Les opéras de Verdi et de Wagner, les symphonies de Bruckner et de Mahler sont bien présents dans son répertoire, mais c’est lui aussi qui dirige les concertos de Mozart enregistrés par David Fray pour Virgin. Un musicien éclectique, donc, mais qui se montrera ce soir plus à l’aise dans les élans lyriques du Manfred de Tchaïkovski que dans les subtilités de la Symphonie concertante pour violon et alto de Mozart, qu’il accompagne de manière assez neutre pour ne pas dire terne.
Fort heureusement, les deux solistes ont un engagement autrement plus généreux et intéressant. Violon solo de l’Orchestre de Paris, Roland Daugareil est, tout comme Ana Bela Chaves, alto solo de l’orchestre, un musicien et un virtuose de haute lignée. Ils apportent tous deux un éclairage personnel, convaincant, de cette Symphonie concertante qui peut être un vrai piège pour des instrumentistes moins avertis et moins imaginatifs.
Parvenir à une vraie osmose tout en conservant la spécificité sonore de chacun de ces instruments assez proches est un véritable défi que les deux solistes relèvent avec un panache épatant. Ils rendent en outre une totale justice aux multiples subtilités d’écriture de ces pages qui comptent parmi les plus attachantes de l’œuvre pour cordes de Mozart, tantôt s’affrontant en joute fraternelle, tantôt cheminant de conserve en sympathique harmonie.
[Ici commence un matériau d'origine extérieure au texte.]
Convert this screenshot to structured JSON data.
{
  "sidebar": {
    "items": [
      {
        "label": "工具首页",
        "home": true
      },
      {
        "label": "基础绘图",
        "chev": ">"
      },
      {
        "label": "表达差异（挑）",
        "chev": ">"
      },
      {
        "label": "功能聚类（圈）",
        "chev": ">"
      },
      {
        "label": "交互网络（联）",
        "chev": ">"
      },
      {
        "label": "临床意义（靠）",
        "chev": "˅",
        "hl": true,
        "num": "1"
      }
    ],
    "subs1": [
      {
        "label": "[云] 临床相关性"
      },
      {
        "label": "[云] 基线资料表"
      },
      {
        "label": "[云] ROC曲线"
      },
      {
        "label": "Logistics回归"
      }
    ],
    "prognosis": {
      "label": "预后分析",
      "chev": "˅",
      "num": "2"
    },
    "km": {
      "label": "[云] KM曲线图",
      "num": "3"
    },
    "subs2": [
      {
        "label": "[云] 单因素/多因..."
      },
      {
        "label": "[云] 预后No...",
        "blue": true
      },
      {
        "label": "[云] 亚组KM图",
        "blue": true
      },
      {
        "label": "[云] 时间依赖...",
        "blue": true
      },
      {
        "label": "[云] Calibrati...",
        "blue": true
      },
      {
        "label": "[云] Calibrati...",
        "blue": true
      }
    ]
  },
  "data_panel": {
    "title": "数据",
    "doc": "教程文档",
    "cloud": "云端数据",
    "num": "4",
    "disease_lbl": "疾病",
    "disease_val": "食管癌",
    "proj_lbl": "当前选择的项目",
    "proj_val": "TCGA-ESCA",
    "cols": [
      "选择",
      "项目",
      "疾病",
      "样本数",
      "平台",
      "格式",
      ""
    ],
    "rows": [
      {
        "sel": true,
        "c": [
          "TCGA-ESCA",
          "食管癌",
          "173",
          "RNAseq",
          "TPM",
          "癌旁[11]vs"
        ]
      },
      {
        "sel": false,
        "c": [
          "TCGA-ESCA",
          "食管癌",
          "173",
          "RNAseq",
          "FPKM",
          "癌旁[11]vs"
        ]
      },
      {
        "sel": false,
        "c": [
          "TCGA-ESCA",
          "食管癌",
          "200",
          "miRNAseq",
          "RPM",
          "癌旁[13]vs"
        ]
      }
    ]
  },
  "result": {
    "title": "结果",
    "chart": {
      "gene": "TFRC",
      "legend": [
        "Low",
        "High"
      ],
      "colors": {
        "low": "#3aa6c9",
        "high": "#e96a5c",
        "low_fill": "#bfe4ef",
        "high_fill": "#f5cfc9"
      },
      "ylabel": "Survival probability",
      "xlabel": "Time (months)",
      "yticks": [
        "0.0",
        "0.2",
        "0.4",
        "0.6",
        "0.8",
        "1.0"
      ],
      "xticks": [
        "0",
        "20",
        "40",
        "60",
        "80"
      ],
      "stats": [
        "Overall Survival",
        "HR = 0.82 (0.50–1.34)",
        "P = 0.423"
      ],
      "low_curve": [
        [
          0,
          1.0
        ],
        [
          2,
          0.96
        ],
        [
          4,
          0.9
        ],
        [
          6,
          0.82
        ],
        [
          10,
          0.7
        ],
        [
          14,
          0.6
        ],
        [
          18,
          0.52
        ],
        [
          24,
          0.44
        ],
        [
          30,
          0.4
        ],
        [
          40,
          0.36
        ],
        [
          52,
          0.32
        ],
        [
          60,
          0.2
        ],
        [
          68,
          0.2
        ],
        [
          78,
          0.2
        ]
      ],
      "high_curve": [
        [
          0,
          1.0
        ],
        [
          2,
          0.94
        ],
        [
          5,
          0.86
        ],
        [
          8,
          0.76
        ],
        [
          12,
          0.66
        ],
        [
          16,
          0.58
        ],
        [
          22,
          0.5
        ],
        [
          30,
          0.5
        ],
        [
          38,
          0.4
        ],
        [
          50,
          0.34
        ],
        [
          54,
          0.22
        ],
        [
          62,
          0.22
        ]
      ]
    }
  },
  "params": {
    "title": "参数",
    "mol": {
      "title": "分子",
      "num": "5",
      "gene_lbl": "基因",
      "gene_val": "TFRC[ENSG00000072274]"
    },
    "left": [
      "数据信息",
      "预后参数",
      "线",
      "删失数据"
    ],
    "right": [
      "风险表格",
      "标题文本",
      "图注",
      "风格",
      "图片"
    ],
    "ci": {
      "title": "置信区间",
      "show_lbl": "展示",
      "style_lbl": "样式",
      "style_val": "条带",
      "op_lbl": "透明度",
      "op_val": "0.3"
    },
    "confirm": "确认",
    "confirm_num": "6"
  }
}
Et quelle démonstration technique de haut vol dans les Variations jouées en bis !
La deuxième partie du concert est consacrée à la Symphonie Manfred de Tchaïkovski. On sait les premières réticences du compositeur à accepter de s’intéresser au poème de Byron dont Balakirev lui conseillait de s’inspirer. On sait également qu’une fois convaincu, il produisit une œuvre orchestrale d’une grande puissance et d’un lyrisme aussi large que celui de ses meilleurs ballets et opéras. L’écriture est riche avec une harmonie et en particulier des cuivres en nombre, une masse orchestrale d’ensemble très développée.
Des thèmes magnifiques sont exposés par les vents graves et les instrumentistes de l’orchestre y sont magistraux. Tout comme l’ensemble de l’harmonie, lourdement mise à contribution mais tellement efficace pour traduire toute l’émotion à la fois colorée et un peu mortifère du pessimisme viscéral du compositeur.
De belles envolées, des moments plus philosophiques et intérieurs, des pages plus descriptives, on est parfois dans la Belle au bois dormant, parfois dans le Lac des cygnes, la partition est d’une grande richesse que l’orchestre sait traduire avec ampleur, dans une sonorité toujours riche, chaleureuse.
Gestique un peu étriquée, lecture plus analytique que libérée, Jaap van Zweden paraît souvent hésiter à trouver en lui tout ce que pareille musique fait chanter et vibrer dans le cœur et l’imagination des grands chefs russes, même s’il parvient à bien conduire à son terme cette folle rêverie byronienne.